Silicosis is a life-changing, permanent and progressive disease for which there is no cure. The link between respirable crystalline silica (RCS) and silicosis poses a serious and imminent threat to workers, particularly in industries like construction, masonry, and engineered stone fabrication, where exposure to silica dust is commonplace. Despite advances in protective measures, silicosis remains a significant health risk, with devastating, irreversible consequences for those affected. The recent surge in cases of silicosis linked to the use of engineered stone in kitchen worktops highlights the urgency of addressing this issue.

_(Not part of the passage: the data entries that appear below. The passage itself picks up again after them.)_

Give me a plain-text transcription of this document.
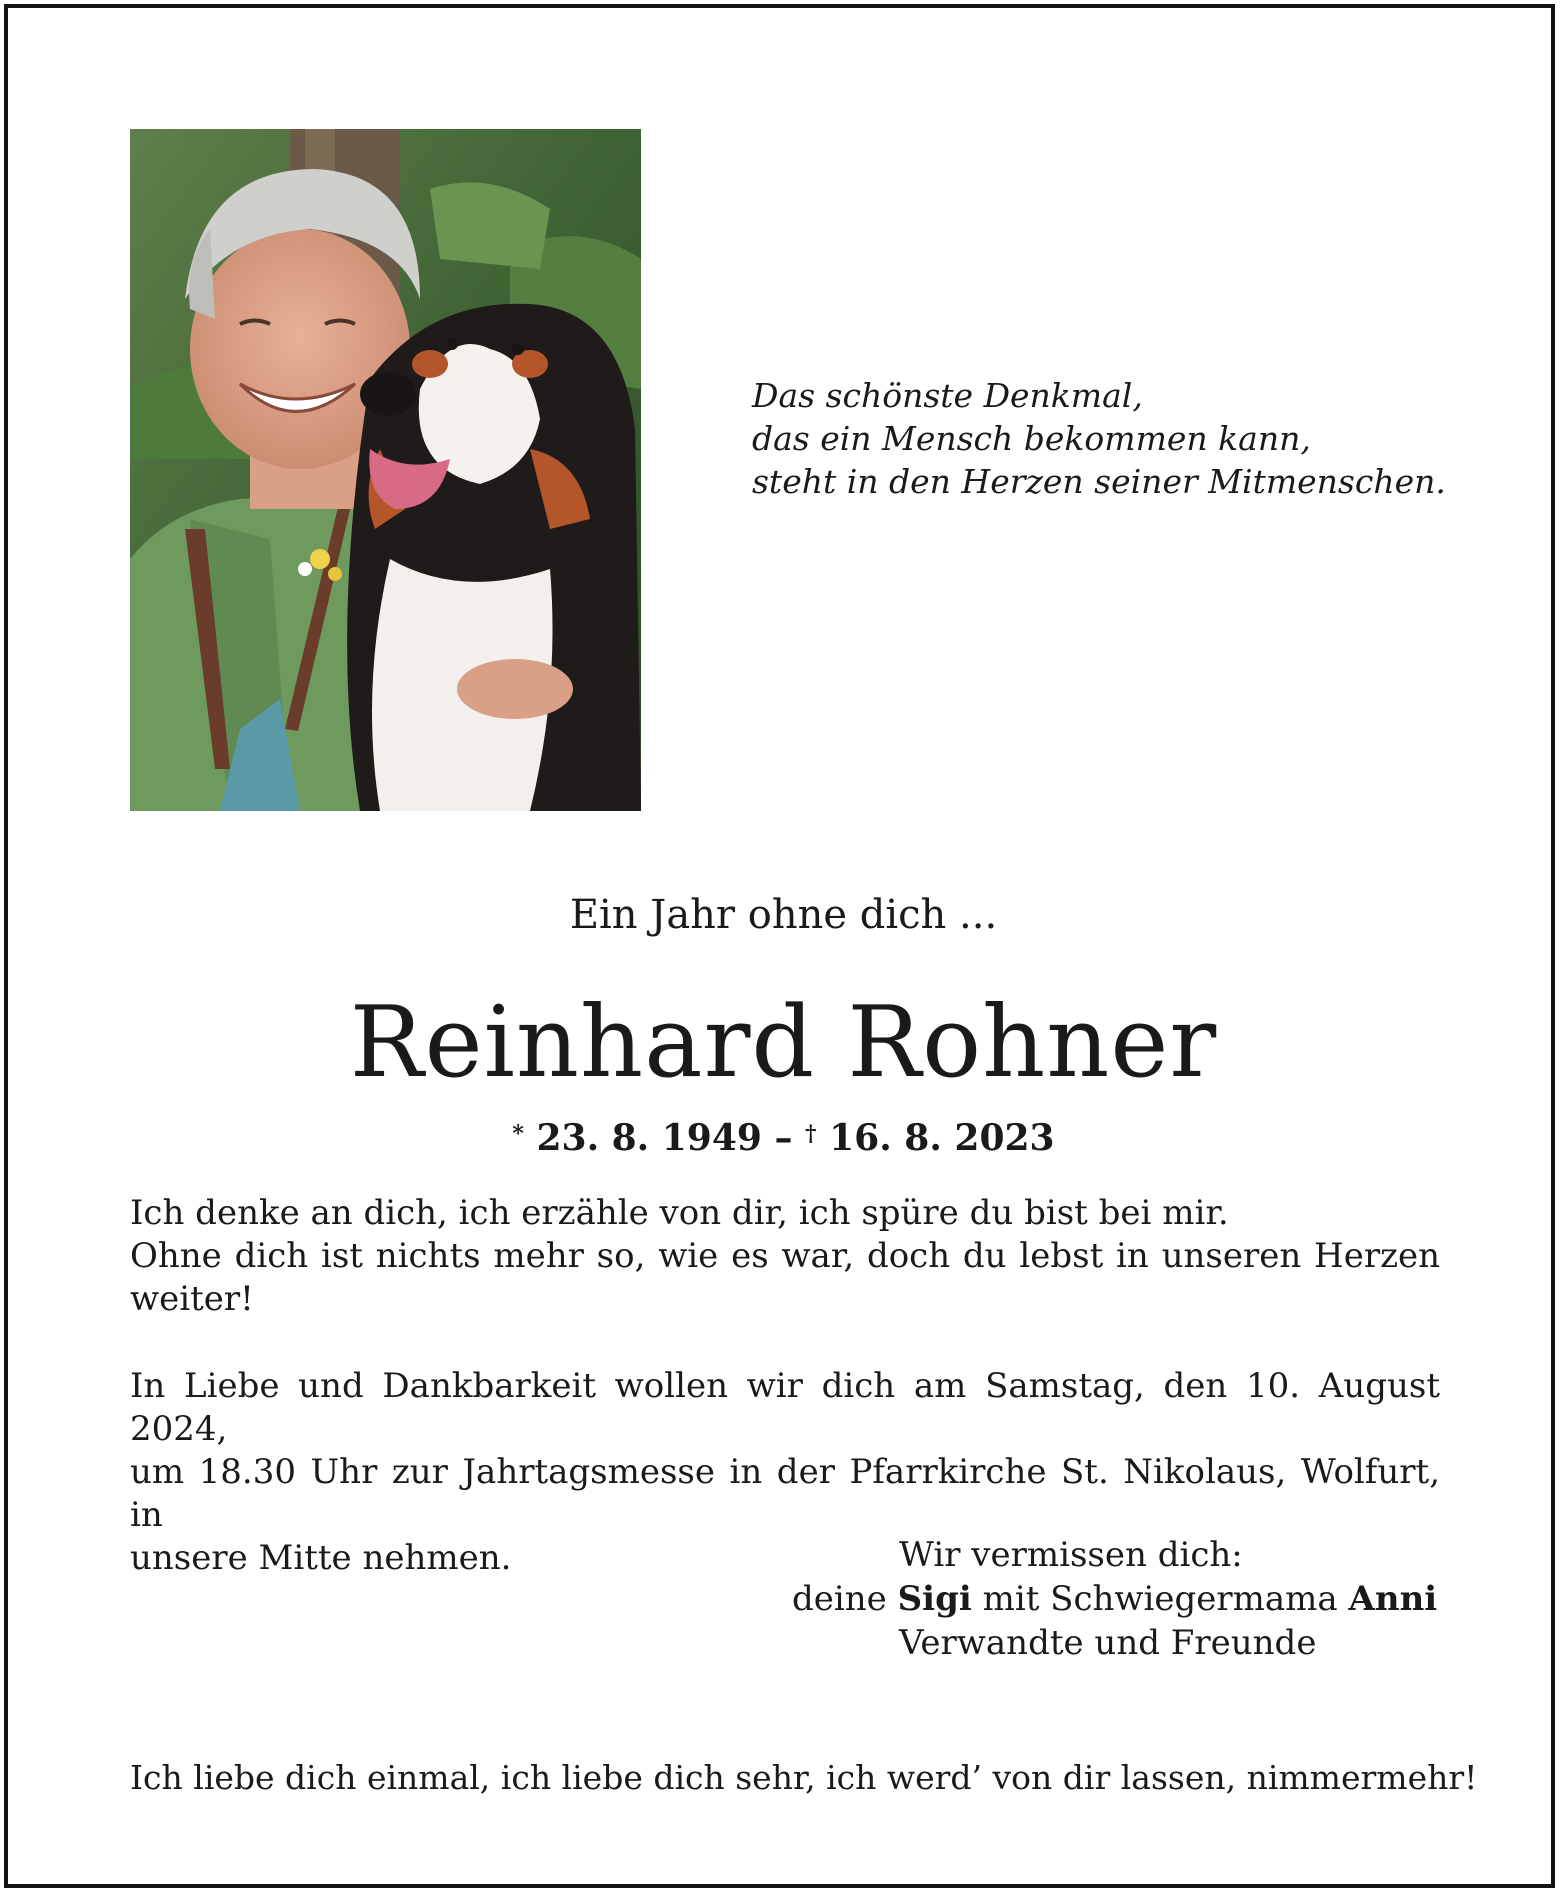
Das schönste Denkmal,
das ein Mensch bekommen kann,
steht in den Herzen seiner Mitmenschen.
Ein Jahr ohne dich ...
Reinhard Rohner
* 23. 8. 1949 – † 16. 8. 2023
Ich denke an dich, ich erzähle von dir, ich spüre du bist bei mir.
Ohne dich ist nichts mehr so, wie es war, doch du lebst in unseren Herzen
weiter!
In Liebe und Dankbarkeit wollen wir dich am Samstag, den 10. August 2024,
um 18.30 Uhr zur Jahrtagsmesse in der Pfarrkirche St. Nikolaus, Wolfurt, in
unsere Mitte nehmen.	Wir vermissen dich:
deine Sigi mit Schwiegermama Anni
Verwandte und Freunde
Ich liebe dich einmal, ich liebe dich sehr, ich werd’ von dir lassen, nimmermehr!
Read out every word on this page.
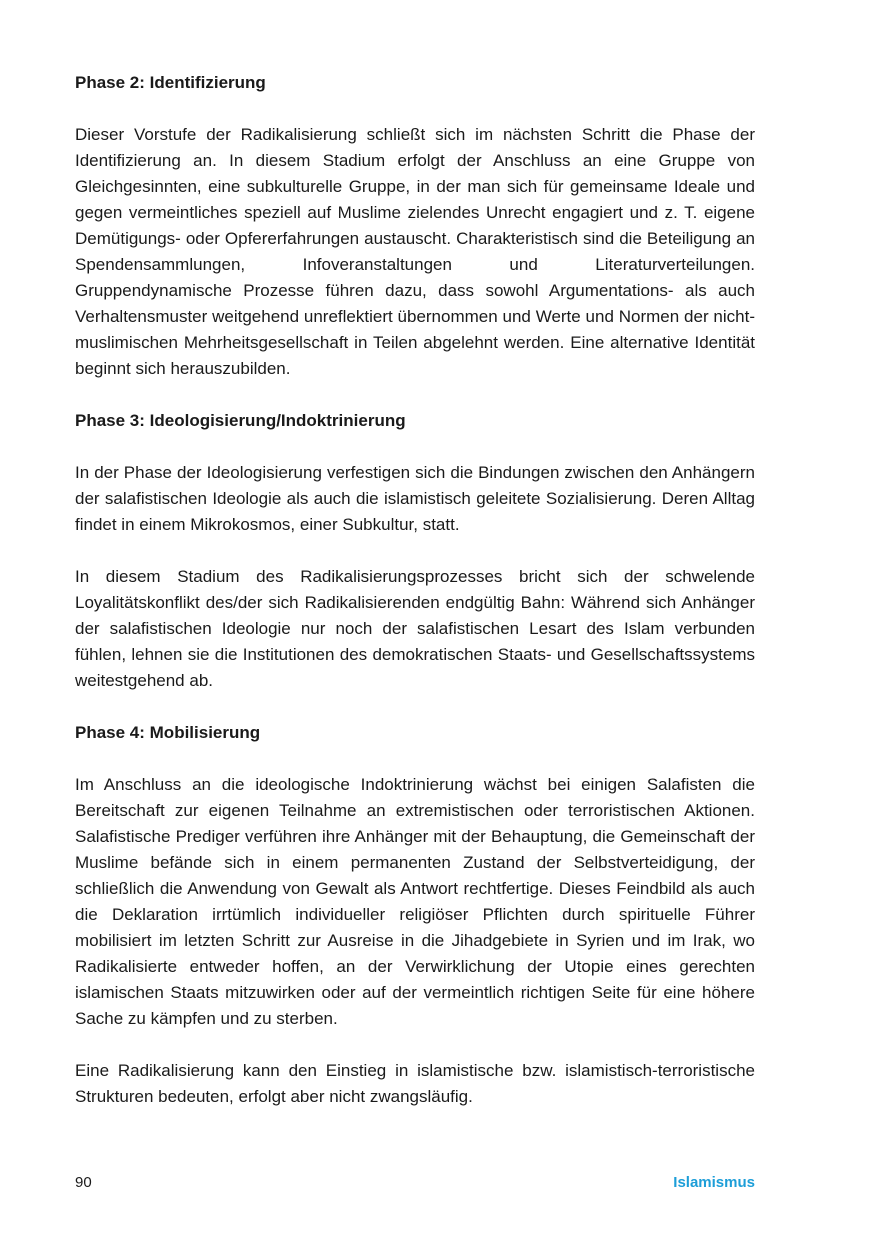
Phase 2: Identifizierung

Dieser Vorstufe der Radikalisierung schließt sich im nächsten Schritt die Phase der Identifizierung an. In diesem Stadium erfolgt der Anschluss an eine Gruppe von Gleichgesinnten, eine subkulturelle Gruppe, in der man sich für gemeinsame Ideale und gegen vermeintliches speziell auf Muslime zielendes Unrecht engagiert und z. T. eigene Demütigungs- oder Opfererfahrungen austauscht. Charakteristisch sind die Beteiligung an Spendensammlungen, Infoveranstaltungen und Literaturverteilungen. Gruppendynamische Prozesse führen dazu, dass sowohl Argumentations- als auch Verhaltensmuster weitgehend unreflektiert übernommen und Werte und Normen der nicht-muslimischen Mehrheitsgesellschaft in Teilen abgelehnt werden. Eine alternative Identität beginnt sich herauszubilden.

Phase 3: Ideologisierung/Indoktrinierung

In der Phase der Ideologisierung verfestigen sich die Bindungen zwischen den Anhängern der salafistischen Ideologie als auch die islamistisch geleitete Sozialisierung. Deren Alltag findet in einem Mikrokosmos, einer Subkultur, statt.

In diesem Stadium des Radikalisierungsprozesses bricht sich der schwelende Loyalitätskonflikt des/der sich Radikalisierenden endgültig Bahn: Während sich Anhänger der salafistischen Ideologie nur noch der salafistischen Lesart des Islam verbunden fühlen, lehnen sie die Institutionen des demokratischen Staats- und Gesellschaftssystems weitestgehend ab.

Phase 4: Mobilisierung

Im Anschluss an die ideologische Indoktrinierung wächst bei einigen Salafisten die Bereitschaft zur eigenen Teilnahme an extremistischen oder terroristischen Aktionen. Salafistische Prediger verführen ihre Anhänger mit der Behauptung, die Gemeinschaft der Muslime befände sich in einem permanenten Zustand der Selbstverteidigung, der schließlich die Anwendung von Gewalt als Antwort rechtfertige. Dieses Feindbild als auch die Deklaration irrtümlich individueller religiöser Pflichten durch spirituelle Führer mobilisiert im letzten Schritt zur Ausreise in die Jihadgebiete in Syrien und im Irak, wo Radikalisierte entweder hoffen, an der Verwirklichung der Utopie eines gerechten islamischen Staats mitzuwirken oder auf der vermeintlich richtigen Seite für eine höhere Sache zu kämpfen und zu sterben.

Eine Radikalisierung kann den Einstieg in islamistische bzw. islamistisch-terroristische Strukturen bedeuten, erfolgt aber nicht zwangsläufig.

90	Islamismus
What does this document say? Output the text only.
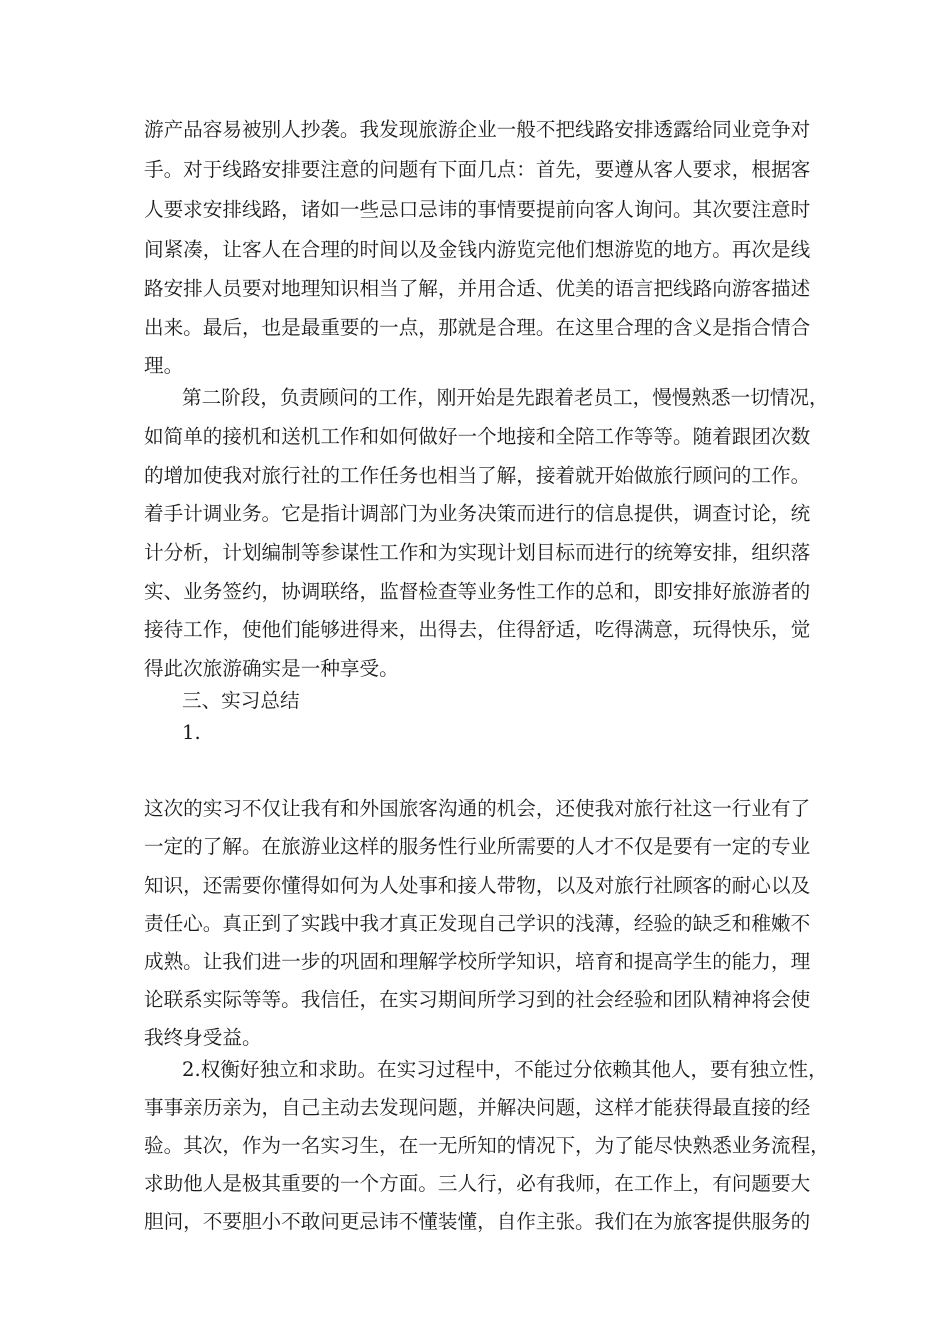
游产品容易被别人抄袭。我发现旅游企业一般不把线路安排透露给同业竞争对
手。对于线路安排要注意的问题有下面几点：首先，要遵从客人要求，根据客
人要求安排线路，诸如一些忌口忌讳的事情要提前向客人询问。其次要注意时
间紧凑，让客人在合理的时间以及金钱内游览完他们想游览的地方。再次是线
路安排人员要对地理知识相当了解，并用合适、优美的语言把线路向游客描述
出来。最后，也是最重要的一点，那就是合理。在这里合理的含义是指合情合
理。
第二阶段，负责顾问的工作，刚开始是先跟着老员工，慢慢熟悉一切情况，
如简单的接机和送机工作和如何做好一个地接和全陪工作等等。随着跟团次数
的增加使我对旅行社的工作任务也相当了解，接着就开始做旅行顾问的工作。
着手计调业务。它是指计调部门为业务决策而进行的信息提供，调查讨论，统
计分析，计划编制等参谋性工作和为实现计划目标而进行的统筹安排，组织落
实、业务签约，协调联络，监督检查等业务性工作的总和，即安排好旅游者的
接待工作，使他们能够进得来，出得去，住得舒适，吃得满意，玩得快乐，觉
得此次旅游确实是一种享受。
三、实习总结
1.
这次的实习不仅让我有和外国旅客沟通的机会，还使我对旅行社这一行业有了
一定的了解。在旅游业这样的服务性行业所需要的人才不仅是要有一定的专业
知识，还需要你懂得如何为人处事和接人带物，以及对旅行社顾客的耐心以及
责任心。真正到了实践中我才真正发现自己学识的浅薄，经验的缺乏和稚嫩不
成熟。让我们进一步的巩固和理解学校所学知识，培育和提高学生的能力，理
论联系实际等等。我信任，在实习期间所学习到的社会经验和团队精神将会使
我终身受益。
2.权衡好独立和求助。在实习过程中，不能过分依赖其他人，要有独立性，
事事亲历亲为，自己主动去发现问题，并解决问题，这样才能获得最直接的经
验。其次，作为一名实习生，在一无所知的情况下，为了能尽快熟悉业务流程，
求助他人是极其重要的一个方面。三人行，必有我师，在工作上，有问题要大
胆问，不要胆小不敢问更忌讳不懂装懂，自作主张。我们在为旅客提供服务的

Wherever possible, RCS use should be avoided, and safer, silica-free alternatives should be considered. However, in cases where that’s not possible, it is crucial that multiple layers of preventative controls are put in place to safeguard workers.

The recent findings from experts like Johanna Feary, underscore the pressing need for stricter regulation and increased industry awareness. The global experience of countries like Australia, where bans on high-silica materials have been implemented, should be taken into account as the UK considers its own regulatory approach.

However addressing the risks posed by RCS requires not only regulation but also collaboration across industry. Initiatives like the Silica Safety Toolkit, recently funded by CITB, aim to empower employers and workers with practical resources for identifying and controlling RCS hazards. Such efforts are vital for bridging the gap between awareness and action, particularly in high-risk industries like construction and stone fabrication.

Ultimately, preventing silicosis requires a collective effort to reduce exposure at its source, protect vulnerable workers, and ensure that the necessary safety measures are consistently applied.